ああ……やはりリドリーさんも気に入られてしまったか…………。
本来であれば子供の教育者は家族総出で迎え討つのが僕たち吸血鬼の流儀だけど……彼女に関しては実力を試す気など微塵も起こらなかった。
やがてリビングの扉が開かれて、シャルティア様と再会した彼女が土下座する私たちへと冷たい視線を向けてくる。
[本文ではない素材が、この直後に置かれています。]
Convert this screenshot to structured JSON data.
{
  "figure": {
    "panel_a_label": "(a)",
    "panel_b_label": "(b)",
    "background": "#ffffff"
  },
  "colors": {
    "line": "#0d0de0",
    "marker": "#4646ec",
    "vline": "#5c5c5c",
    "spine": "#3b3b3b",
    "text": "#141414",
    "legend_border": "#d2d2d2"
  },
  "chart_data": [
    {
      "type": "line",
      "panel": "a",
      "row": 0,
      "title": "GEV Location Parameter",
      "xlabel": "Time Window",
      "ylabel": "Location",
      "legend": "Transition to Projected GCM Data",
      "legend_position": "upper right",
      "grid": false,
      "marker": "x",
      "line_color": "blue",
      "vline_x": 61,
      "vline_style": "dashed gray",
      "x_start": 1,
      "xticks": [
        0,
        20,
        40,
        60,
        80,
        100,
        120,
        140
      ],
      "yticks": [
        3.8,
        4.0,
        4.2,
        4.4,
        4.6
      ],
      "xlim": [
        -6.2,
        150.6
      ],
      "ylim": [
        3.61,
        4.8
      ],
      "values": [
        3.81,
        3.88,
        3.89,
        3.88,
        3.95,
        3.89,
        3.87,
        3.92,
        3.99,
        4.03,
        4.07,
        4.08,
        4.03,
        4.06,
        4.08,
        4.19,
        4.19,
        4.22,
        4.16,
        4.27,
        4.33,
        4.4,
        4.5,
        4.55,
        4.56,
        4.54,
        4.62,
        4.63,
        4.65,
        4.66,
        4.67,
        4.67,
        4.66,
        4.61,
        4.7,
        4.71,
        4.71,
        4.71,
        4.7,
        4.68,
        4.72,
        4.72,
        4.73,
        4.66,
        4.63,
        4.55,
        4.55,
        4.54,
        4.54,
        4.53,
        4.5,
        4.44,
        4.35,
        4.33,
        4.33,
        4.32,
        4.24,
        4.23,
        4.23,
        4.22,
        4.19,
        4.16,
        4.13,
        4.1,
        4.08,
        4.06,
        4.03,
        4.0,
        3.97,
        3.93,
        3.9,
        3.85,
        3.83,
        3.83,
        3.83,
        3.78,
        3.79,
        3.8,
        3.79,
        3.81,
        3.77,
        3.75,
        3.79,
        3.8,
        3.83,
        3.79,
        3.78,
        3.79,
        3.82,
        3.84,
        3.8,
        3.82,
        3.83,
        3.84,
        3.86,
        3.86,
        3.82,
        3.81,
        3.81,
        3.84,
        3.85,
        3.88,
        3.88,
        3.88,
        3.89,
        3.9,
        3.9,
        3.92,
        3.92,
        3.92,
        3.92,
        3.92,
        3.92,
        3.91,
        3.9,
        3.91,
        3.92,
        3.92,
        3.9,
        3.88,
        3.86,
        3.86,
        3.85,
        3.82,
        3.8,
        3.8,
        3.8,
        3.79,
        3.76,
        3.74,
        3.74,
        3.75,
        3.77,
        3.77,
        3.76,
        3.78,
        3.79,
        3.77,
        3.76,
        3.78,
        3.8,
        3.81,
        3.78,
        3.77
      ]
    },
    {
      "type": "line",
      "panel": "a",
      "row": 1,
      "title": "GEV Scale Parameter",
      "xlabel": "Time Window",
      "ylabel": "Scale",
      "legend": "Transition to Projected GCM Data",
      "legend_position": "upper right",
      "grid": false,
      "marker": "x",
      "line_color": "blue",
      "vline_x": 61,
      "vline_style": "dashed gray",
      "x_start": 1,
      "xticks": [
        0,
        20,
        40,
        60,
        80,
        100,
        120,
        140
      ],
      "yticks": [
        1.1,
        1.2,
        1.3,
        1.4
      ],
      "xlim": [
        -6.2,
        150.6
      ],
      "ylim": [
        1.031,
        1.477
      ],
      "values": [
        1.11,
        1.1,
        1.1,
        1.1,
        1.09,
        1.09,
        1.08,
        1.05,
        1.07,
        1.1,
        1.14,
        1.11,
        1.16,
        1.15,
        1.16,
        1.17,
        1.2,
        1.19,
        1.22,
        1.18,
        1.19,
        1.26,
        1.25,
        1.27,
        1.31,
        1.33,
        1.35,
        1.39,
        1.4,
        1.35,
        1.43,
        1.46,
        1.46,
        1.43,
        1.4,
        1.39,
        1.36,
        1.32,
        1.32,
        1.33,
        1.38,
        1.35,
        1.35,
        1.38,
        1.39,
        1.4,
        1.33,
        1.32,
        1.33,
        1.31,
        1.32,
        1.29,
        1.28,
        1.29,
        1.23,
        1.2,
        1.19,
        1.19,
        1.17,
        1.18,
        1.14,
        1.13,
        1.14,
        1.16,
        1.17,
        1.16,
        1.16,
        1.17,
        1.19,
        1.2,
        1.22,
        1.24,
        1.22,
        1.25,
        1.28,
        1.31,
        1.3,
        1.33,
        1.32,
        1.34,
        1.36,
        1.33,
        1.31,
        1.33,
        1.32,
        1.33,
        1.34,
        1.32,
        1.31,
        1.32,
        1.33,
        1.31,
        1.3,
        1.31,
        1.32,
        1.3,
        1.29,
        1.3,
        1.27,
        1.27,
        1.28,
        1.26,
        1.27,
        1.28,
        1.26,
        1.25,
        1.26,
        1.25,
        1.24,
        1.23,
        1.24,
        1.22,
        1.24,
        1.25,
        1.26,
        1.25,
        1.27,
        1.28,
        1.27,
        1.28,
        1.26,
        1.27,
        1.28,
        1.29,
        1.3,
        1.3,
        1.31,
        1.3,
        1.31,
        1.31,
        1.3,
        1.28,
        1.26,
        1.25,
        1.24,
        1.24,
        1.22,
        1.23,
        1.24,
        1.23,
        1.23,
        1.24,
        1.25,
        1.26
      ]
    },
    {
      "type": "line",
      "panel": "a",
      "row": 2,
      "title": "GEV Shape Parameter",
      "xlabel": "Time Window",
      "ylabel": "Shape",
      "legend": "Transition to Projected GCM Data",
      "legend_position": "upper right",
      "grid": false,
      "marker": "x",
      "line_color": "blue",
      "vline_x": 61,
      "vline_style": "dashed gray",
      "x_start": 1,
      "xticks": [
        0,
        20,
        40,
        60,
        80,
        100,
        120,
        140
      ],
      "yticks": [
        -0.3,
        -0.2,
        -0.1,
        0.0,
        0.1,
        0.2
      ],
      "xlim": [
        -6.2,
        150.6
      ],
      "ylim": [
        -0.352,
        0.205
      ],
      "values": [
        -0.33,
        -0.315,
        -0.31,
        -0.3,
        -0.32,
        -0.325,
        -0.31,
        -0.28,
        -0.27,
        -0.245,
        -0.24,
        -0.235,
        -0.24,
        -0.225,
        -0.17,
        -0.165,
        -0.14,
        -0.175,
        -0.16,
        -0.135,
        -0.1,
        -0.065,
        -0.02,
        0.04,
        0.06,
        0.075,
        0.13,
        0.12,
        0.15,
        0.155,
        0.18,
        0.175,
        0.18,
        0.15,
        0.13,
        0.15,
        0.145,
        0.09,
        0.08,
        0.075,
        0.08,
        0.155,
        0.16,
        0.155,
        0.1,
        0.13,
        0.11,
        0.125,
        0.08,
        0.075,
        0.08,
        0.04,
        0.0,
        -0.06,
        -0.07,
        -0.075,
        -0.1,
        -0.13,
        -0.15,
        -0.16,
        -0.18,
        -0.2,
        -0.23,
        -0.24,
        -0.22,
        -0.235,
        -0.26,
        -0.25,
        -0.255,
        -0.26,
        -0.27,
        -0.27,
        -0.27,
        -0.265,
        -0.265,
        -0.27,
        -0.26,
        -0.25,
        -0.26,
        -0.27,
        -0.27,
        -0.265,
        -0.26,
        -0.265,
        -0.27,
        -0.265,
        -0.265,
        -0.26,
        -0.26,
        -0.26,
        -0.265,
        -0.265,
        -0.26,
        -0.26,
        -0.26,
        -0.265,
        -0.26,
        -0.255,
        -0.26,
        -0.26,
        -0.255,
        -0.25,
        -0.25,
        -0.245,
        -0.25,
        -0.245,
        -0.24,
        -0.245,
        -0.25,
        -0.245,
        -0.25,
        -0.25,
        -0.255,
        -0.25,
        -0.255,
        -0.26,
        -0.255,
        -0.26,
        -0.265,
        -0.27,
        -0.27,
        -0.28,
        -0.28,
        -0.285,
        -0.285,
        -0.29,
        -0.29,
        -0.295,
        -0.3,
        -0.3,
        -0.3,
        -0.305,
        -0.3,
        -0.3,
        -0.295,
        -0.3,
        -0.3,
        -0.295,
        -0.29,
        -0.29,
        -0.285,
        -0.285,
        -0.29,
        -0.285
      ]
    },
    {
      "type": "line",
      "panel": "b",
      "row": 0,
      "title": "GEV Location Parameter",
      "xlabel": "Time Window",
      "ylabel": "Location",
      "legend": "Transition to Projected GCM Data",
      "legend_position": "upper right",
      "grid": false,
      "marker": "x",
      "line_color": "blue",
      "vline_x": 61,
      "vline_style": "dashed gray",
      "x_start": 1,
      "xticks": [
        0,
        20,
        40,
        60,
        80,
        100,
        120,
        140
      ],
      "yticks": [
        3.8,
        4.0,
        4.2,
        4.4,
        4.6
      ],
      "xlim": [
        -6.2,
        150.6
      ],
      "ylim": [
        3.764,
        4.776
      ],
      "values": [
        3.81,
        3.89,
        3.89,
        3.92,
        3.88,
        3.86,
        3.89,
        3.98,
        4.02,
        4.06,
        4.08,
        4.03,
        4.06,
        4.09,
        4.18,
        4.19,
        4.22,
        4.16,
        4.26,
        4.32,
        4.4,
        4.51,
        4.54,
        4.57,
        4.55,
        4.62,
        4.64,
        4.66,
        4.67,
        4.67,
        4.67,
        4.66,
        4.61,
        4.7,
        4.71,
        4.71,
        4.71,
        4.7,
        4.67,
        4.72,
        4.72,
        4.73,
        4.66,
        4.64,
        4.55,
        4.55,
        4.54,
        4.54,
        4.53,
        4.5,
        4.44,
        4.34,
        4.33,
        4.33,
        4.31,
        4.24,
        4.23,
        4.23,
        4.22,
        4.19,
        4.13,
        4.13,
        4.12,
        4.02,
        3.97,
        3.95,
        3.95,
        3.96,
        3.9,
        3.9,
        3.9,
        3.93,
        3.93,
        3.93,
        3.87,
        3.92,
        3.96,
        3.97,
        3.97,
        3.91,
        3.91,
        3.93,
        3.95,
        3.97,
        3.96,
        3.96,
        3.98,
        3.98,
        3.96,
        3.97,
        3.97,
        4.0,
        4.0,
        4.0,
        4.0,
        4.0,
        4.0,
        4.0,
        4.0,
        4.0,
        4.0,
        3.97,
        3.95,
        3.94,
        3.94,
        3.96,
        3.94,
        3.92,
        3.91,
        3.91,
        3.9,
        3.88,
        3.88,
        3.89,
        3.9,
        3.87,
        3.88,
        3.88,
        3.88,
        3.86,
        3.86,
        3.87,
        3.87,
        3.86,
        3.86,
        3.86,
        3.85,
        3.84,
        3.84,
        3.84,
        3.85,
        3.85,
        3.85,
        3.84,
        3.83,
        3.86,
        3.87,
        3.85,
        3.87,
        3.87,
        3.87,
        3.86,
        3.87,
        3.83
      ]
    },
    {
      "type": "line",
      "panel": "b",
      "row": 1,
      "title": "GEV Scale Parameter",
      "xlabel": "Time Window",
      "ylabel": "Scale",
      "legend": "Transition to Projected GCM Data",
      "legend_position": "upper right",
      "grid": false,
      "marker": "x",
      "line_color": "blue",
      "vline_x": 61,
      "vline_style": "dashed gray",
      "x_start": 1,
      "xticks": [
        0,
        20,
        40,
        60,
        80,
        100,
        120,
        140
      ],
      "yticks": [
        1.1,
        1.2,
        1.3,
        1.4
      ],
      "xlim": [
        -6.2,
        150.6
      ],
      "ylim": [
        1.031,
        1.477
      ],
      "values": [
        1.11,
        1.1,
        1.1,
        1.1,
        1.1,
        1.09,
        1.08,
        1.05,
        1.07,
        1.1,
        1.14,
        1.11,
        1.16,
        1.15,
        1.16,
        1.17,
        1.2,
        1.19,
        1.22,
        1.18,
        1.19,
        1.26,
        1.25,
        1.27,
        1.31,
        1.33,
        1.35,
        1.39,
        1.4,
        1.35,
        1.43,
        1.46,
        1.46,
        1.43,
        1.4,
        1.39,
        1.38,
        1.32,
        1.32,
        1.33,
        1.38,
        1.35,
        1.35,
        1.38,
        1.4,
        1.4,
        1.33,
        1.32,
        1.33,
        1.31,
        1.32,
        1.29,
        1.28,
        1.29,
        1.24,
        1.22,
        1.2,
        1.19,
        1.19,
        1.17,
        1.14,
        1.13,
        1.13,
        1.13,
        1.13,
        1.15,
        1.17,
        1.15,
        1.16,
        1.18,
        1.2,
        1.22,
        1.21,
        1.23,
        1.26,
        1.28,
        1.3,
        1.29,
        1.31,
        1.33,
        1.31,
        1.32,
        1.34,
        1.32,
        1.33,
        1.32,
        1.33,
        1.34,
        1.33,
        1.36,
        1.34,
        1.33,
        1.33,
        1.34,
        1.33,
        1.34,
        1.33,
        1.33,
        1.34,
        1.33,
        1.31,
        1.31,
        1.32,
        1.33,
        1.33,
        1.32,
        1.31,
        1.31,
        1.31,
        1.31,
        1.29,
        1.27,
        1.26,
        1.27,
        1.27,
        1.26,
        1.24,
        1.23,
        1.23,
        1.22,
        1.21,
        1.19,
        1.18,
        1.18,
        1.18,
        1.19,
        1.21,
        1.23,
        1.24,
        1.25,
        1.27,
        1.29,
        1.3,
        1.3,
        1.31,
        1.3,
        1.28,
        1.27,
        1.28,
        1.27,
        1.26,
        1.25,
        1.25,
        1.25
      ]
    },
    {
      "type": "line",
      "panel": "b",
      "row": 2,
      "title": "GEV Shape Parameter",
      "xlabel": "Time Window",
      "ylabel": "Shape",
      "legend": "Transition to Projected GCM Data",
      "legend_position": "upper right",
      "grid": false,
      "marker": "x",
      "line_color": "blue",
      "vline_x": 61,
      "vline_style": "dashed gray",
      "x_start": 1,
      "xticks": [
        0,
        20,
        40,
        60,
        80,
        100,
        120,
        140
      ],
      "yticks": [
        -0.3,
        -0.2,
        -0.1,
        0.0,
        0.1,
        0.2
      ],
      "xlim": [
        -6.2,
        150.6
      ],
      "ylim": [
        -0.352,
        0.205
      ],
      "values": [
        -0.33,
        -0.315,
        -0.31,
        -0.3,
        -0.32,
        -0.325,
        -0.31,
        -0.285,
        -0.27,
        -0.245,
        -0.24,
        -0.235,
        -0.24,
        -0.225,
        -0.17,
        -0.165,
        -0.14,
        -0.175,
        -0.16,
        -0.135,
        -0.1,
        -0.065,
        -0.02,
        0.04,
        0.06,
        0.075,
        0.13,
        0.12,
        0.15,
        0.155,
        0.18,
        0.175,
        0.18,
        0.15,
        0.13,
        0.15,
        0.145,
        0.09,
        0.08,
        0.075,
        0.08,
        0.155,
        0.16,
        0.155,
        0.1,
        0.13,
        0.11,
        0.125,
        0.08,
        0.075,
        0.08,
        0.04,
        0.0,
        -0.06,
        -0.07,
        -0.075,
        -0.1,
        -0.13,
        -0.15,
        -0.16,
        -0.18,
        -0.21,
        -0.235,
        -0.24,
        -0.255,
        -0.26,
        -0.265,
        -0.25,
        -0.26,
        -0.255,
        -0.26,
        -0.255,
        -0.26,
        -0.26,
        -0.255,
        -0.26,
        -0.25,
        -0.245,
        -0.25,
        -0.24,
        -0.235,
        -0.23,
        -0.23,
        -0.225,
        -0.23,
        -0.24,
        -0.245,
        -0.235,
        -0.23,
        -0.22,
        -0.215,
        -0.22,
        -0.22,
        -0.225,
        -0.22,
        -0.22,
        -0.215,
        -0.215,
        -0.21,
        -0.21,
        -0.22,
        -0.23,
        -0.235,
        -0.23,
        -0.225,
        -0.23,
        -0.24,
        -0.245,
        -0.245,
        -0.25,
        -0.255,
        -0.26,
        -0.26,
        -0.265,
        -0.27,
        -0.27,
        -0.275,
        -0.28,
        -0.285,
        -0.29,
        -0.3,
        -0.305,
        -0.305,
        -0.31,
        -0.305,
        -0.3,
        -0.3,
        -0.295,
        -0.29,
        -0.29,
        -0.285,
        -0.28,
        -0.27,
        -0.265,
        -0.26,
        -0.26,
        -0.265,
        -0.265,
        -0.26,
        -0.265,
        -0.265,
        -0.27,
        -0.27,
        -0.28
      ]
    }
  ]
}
「キャハッ♪ いい匂いがするわ~っ♪ 絶望に震える背信者の匂いがっ♪」
「「ひっ!?」」
果たして僕たちは生き残ることができるのだろうか……。
赤い死神。
少女の形をした破壊神。
鬼神の喧嘩仲間。
数々の暴力的な呼び名を持つ彼女は金月神ラグナリカによって生み出された吸血鬼の始祖にして、多くの神と英傑たちが死んでいった【神戦紀】を常に最前線で戦い続けた本物の神格者。
【鮮血皇女】――プリメラーナ・ヴラド・ラグナリカ。
試すまでもなく、彼女の実力は太古の昔から証明されている。
なぜなら僕たち組織の頂点に君臨する彼女こそ……『世界最強』と謳われる吸血鬼なのだから……。